Frailty was not found to be independently associated with visual disorders. However, our population was composed of only 118 (7.8%) robust patients, whereas 1390 (84.3%) patients were pre-frail or frail. This imbalance in the study population may have decreased the power of our analysis. In addition, we did not consider abnormal vision itself as a frailty criterion, as in some existing frailty scales (2, 39). Instead, we used the Fried frailty criteria, which focus on sarcopenia and physical performance as key indicators of frailty. Our results may have differed had we used the Frailty Risk Index (40, 41), for example, which also considers visual impairment, or by considering additional cognitive, social, or psychological criteria to define frailty.
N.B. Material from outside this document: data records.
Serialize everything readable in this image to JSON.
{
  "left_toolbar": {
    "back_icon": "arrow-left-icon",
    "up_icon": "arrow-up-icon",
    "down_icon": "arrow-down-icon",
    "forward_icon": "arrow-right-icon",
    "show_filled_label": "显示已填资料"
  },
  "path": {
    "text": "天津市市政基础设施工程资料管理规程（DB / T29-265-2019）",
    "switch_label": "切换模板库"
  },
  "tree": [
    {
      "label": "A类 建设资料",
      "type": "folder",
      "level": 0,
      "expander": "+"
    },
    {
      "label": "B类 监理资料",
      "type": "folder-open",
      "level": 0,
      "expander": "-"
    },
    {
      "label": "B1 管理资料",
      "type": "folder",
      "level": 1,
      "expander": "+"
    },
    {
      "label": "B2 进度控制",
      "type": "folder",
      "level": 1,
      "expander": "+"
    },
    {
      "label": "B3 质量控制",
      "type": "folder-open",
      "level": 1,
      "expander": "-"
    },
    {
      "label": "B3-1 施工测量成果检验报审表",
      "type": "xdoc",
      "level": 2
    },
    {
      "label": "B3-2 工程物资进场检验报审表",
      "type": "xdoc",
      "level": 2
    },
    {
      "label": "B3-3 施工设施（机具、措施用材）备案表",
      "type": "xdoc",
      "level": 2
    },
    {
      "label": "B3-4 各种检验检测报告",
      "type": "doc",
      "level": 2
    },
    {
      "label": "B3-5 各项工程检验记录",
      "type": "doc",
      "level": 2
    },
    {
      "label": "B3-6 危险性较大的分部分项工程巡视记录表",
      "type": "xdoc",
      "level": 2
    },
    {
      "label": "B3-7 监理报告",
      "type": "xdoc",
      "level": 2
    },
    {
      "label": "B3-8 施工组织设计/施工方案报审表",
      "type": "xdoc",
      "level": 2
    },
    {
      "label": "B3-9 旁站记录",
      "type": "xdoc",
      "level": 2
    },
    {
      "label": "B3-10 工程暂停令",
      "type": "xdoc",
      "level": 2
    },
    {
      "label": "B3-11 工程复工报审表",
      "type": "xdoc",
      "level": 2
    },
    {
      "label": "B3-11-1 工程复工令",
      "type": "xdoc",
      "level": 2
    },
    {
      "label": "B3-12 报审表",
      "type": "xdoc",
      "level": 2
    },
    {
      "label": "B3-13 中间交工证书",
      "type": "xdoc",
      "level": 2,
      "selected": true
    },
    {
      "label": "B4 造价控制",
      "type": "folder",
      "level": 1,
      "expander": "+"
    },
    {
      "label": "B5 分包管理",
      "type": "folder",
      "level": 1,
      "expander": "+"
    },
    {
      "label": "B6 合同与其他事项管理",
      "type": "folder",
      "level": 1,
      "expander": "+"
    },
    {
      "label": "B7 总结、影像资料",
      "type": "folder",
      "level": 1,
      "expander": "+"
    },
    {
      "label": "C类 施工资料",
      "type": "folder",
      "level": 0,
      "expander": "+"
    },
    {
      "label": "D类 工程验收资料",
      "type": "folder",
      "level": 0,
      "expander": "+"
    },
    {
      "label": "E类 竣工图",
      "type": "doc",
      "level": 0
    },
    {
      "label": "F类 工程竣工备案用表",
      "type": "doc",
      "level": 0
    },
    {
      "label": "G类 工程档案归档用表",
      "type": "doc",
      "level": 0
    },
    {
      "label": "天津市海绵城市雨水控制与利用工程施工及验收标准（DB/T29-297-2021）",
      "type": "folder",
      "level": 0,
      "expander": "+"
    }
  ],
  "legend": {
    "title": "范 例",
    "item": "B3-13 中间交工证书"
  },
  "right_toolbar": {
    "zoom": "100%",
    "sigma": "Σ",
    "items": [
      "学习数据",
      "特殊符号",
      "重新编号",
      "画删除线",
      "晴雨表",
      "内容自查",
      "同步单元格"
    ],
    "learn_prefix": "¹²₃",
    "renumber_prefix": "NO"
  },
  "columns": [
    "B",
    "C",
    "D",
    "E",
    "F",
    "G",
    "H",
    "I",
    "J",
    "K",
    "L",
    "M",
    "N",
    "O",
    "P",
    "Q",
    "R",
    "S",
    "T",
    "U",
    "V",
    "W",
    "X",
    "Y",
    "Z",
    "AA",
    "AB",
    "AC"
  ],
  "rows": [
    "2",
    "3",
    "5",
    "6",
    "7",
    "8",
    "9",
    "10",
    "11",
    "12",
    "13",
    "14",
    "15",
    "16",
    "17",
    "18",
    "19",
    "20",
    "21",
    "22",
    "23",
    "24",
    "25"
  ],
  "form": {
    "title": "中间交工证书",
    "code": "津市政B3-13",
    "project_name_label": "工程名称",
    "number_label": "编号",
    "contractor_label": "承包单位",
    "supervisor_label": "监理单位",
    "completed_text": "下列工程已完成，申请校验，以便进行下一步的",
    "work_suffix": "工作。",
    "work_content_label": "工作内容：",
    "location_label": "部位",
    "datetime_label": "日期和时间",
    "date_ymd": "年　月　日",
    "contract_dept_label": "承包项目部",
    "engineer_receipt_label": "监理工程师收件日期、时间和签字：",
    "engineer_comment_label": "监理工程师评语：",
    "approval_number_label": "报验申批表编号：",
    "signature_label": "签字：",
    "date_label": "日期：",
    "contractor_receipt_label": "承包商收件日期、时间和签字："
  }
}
Several factors previously found to be associated, or not associated, with visual impairment were not included in the present analyses. For examples, the relationship between falls and visual impairment was not studied, although an association between these two factors has been reported in previous studies (42, 43). Furthermore, the effect of socioeconomic status, which includes income and geographical origin, on visual impairment has not been reported consistently in the literature (10, 44-46), and a lack of data prevented us from including this factor in our analysis. Unfortunately, due to the exhaustive general examination of our elderly patients during a single-day stay in hospital, the ophthalmologic evaluation had to be limited and we were unable to obtain best-corrected VA or to collect additional information concerning the aetiology of visual impairment. Thus, the next step in our visual impairment detection strategy at GFC will be to include fundus photography and intraocular pressure measurements using telemedicine tools, such as a portable retinal camera and portable tonometer. Indeed, telemedicine has been proven to be efficient for the screening of retinopathies (47) and this improvement will allow us to systematically investigate the primary aetiologies of visual impairments among the elderly, which include but are not limited to age-related macular degeneration, cataract, and glaucoma. The data will be systematically transferred to the Ophthalmology Department of the CHU de Toulouse for analysis.

Conclusion

Our results show that visual impairment is independently associated with lower educational level, cognitive impairment, and lower ADL-assessed autonomy. Frailty was not found to be independently associated with visual impairment. These results and the high prevalence of visual disorders observed among the study population emphasises the need for systematic screening for visual impairment in elderly in clinical practice as well as in further research field. This idea is consistent with the multi-domain approach developed by Cesari et al. (48), which uses physical exercise, nutrition, and cognitive training as part of an optimised personal prevention plan to avoid or delay disability among the elderly.

Acknowledgements: Publication of this article was not financially supported. The authors declare no financial conflict of interest.

Conflict of interest: No

Ethical Standards: The authors declare that the study procedures comply with the current ethical standards for investigation involving human participants in France.